CNEWA

CNEWA Connections: Visiting the Prisoner

In many of the places where CNEWA works, there are prisons. Most have appalling conditions; many are places where hope is in short supply. The March 2018 issue of ONE, CNEWA’s magazine, chronicles the work of prison chaplains in Ethiopia who are seeking to change that. While this story is, of course, unique, it is replicated by committed Christians all over CNEWA’s world — and, in fact, the whole world — who are responding to the Gospel mandate to visit the imprisoned.

This story offers us an opportunity to reflect on where that mandate originates, and why it matters so much.

To begin with, prisons appear several times in the Bible. In the New Testament, John the Baptist is imprisoned and ultimately executed by Herod. In the Acts of the Apostles, Peter and John are imprisoned several times as is Paul. In fact, in his letter to the Ephesians Paul describes himself twice as a “prisoner of the Lord.” However, perhaps the most important appearance of prison is in Matthew 25. In his description of the Last Judgment, Jesus harshly condemns those who are “on the left side of the Son of Man.” He condemns them: “Go away from me, with your curse upon you, to the everlasting fire prepared for the devil and his angels” (Matt 25:41). This is one of the harshest statements of Jesus in all the Gospels. When he explains why these people are cursed, he notes they did not feed the hungry, give drink to the thirsty, welcome the stranger, clothe the naked and visit the sick. These are actions which we would expect of a follower of Jesus, especially after he makes them quite literally the linchpins of salvation. What is interesting is that Jesus not only includes visiting the sick but also visiting the imprisoned. The seriousness of this cannot be overlooked. Visiting the imprisoned is for Jesus here a condition for salvation.

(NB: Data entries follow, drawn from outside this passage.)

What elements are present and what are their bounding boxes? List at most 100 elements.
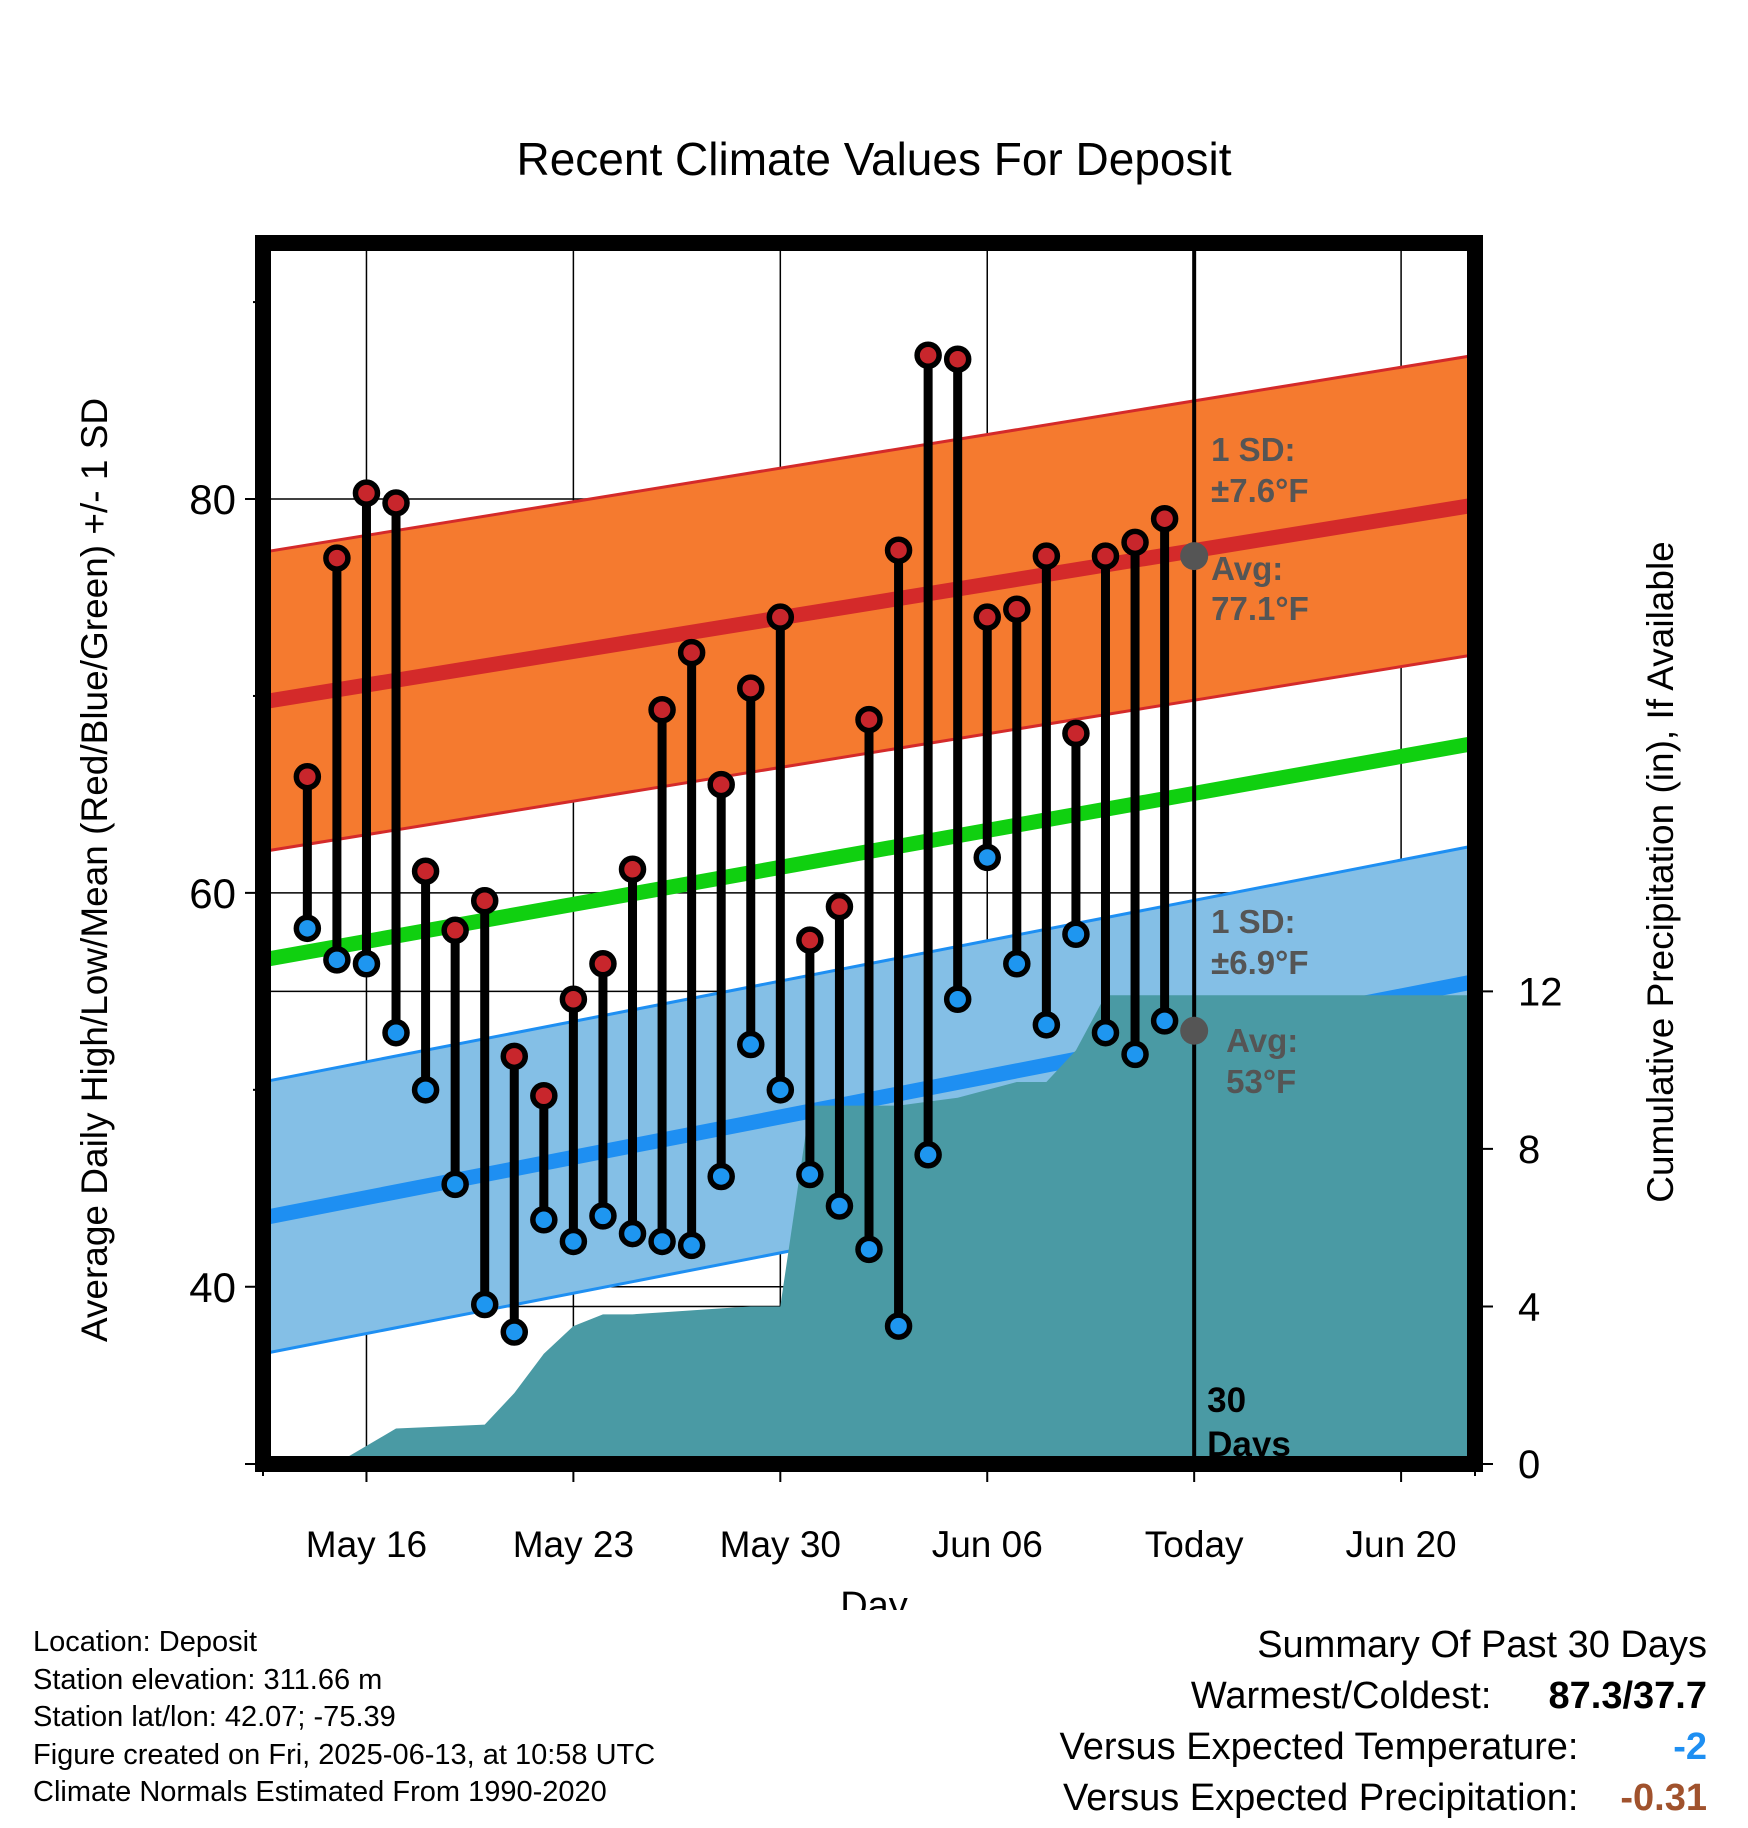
warmest-coldest-label: Warmest/Coldest: [1190,1675,1492,1717]
x-tick-label: May 23 [513,1524,634,1565]
high-avg-value: 77.1°F [1211,590,1309,627]
low-point [1032,1011,1061,1039]
y2-axis-label: Cumulative Precipitation (in), If Availa… [1640,541,1681,1203]
elevation-text: Station elevation: 311.66 m [33,1663,383,1696]
low-point [884,1312,913,1340]
low-point [648,1227,676,1256]
low-point [323,946,351,974]
y2-tick-label: 12 [1518,970,1563,1014]
summary-heading: Summary Of Past 30 Days [1257,1624,1707,1666]
latlon-text: Station lat/lon: 42.07; -75.39 [33,1701,396,1733]
low-point [1003,950,1031,978]
low-point [973,843,1001,872]
low-point [293,914,322,943]
high-point [677,638,706,667]
low-point [441,1170,469,1199]
temperature-label: Versus Expected Temperature: [1059,1726,1579,1768]
low-point [1062,920,1090,948]
high-point [470,887,499,915]
high-point [914,341,942,370]
today-low-avg-marker [1180,1016,1209,1045]
precipitation-value: -0.31 [1620,1777,1707,1819]
low-point [825,1192,854,1220]
high-point [1150,504,1179,533]
high-point [1091,542,1120,570]
high-point [737,674,765,702]
location-text: Location: Deposit [33,1626,258,1658]
high-sd-label: 1 SD: [1211,431,1295,468]
normals-text: Climate Normals Estimated From 1990-2020 [33,1776,607,1808]
chart-title: Recent Climate Values For Deposit [517,133,1232,185]
precipitation-label: Versus Expected Precipitation: [1063,1777,1579,1819]
high-point [855,705,883,734]
temperature-value: -2 [1673,1726,1707,1768]
high-point [530,1081,558,1110]
high-point [796,926,824,954]
low-avg-label: Avg: [1226,1022,1298,1059]
low-point [796,1160,824,1189]
x-tick-label: May 16 [306,1524,427,1565]
warmest-coldest-value: 87.3/37.7 [1548,1675,1707,1717]
high-point [293,762,322,791]
high-point [884,536,913,564]
normal-high-line [261,497,1477,710]
low-point [470,1290,499,1319]
low-point [559,1227,588,1256]
high-point [500,1042,529,1071]
high-point [943,345,972,373]
high-point [618,855,647,884]
high-point [352,479,381,507]
summary-panel: Summary Of Past 30 Days Warmest/Coldest:… [1060,1620,1707,1824]
high-point [589,950,617,978]
temperature-row: Versus Expected Temperature: -2 [1060,1722,1707,1773]
x-axis-label: Day [840,1585,908,1610]
y-tick-label: 60 [189,870,236,917]
plot-frame [255,235,1483,1472]
low-point [618,1219,647,1248]
y2-tick-label: 0 [1518,1443,1540,1487]
y2-tick-label: 4 [1518,1285,1540,1329]
low-point [1091,1018,1120,1047]
today-high-avg-marker [1180,542,1209,571]
low-avg-value: 53°F [1226,1063,1296,1100]
precipitation-row: Versus Expected Precipitation: -0.31 [1060,1773,1707,1824]
low-point [677,1231,706,1260]
created-text: Figure created on Fri, 2025-06-13, at 10… [33,1738,656,1771]
low-point [500,1318,529,1346]
high-point [973,603,1001,631]
high-point [411,857,440,885]
high-point [1003,595,1031,624]
y-axis-label: Average Daily High/Low/Mean (Red/Blue/Gr… [74,398,115,1342]
high-avg-label: Avg: [1211,550,1283,587]
x-tick-label: Today [1145,1524,1244,1565]
low-point [766,1076,795,1104]
high-point [441,916,469,945]
high-point [1032,542,1061,570]
y2-tick-label: 8 [1518,1128,1540,1172]
station-info: Location: Deposit Station elevation: 311… [33,1624,655,1812]
low-point [530,1206,558,1234]
low-point [707,1162,735,1191]
low-point [737,1030,765,1059]
low-point [855,1235,883,1264]
x-tick-label: May 30 [720,1524,841,1565]
low-point [1150,1007,1179,1035]
low-sd-label: 1 SD: [1211,903,1295,940]
high-point [1062,719,1090,748]
high-point [323,544,351,572]
y-tick-label: 80 [189,476,236,523]
high-point [382,489,410,517]
low-sd-value: ±6.9°F [1211,944,1308,981]
x-tick-label: Jun 20 [1346,1524,1457,1565]
high-point [766,603,795,631]
low-point [382,1018,410,1047]
low-point [914,1141,942,1169]
climate-chart: Recent Climate Values For Deposit 1 SD: ±… [74,133,1681,1610]
high-point [559,985,588,1013]
y-tick-label: 40 [189,1264,236,1311]
low-point [1121,1040,1149,1069]
low-point [352,950,381,978]
period-label-number: 30 [1207,1381,1246,1420]
high-point [707,770,735,799]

Since the time of Jesus, prisons have evolved — though, to be honest, rarely improved. In the ancient world, a prison was basically the place where criminals where held until they we executed, sold into slavery, etc. Imprisonment itself was not the punishment but merely the place where one was held before punishment.

In the Middle Ages, imprisonment itself became a punishment. The ability to execute and imprison people was a sign of power and authority and many a nobleman had a dungeon in his castle where people were held in the most degrading conditions. In the 18th and 19th centuries in England and among the Quakers in Pennsylvania a new concept of the prison evolved. These reformers saw imprisonment not merely as a punishment but as rehabilitation. Prisons became “correction facilities,” where the criminal would repent, reform and return to society as a productive, law-abiding citizen. While a noble idea, it didn’t get very far; centuries later, prisons are horrible places where a “correction facility” far too often releases people who arefrequently no better — and often worse — than when they were initially incarcerated.

Recent popes have been increasingly concerned with the plight of the imprisoned. After years as “prisoner of the Vatican,” the first pope to leave the Vatican was Pope John XXIII. On 26 December 1958 the pope’s first excursion out of Vatican City was a Christmas visit to the prisoners at Regina Cœli, the notorious Roman prison on the Gianicolo. Since that time, popes have regularly visited the imprisoned. Pope Francis has made Holy Thursday the traditional day for such a trip, traveling outside the Vatican to celebrate the Holy Thursday liturgy and wash the feet of prisoners. He is modeling for us what Christ taught — and embodying in a powerful and modern way the very message of Matthew 25.

We are privileged to follow that example in our own work. Supported by CNEWA, prison ministers — very often lay people — are bringing hope and a future to people who otherwise would not have it. Based on a deep conviction that people can change, that grace is more powerful than sin and goodness more powerful than evil, prison ministers help the imprisoned turn their lives around and ultimately return to society.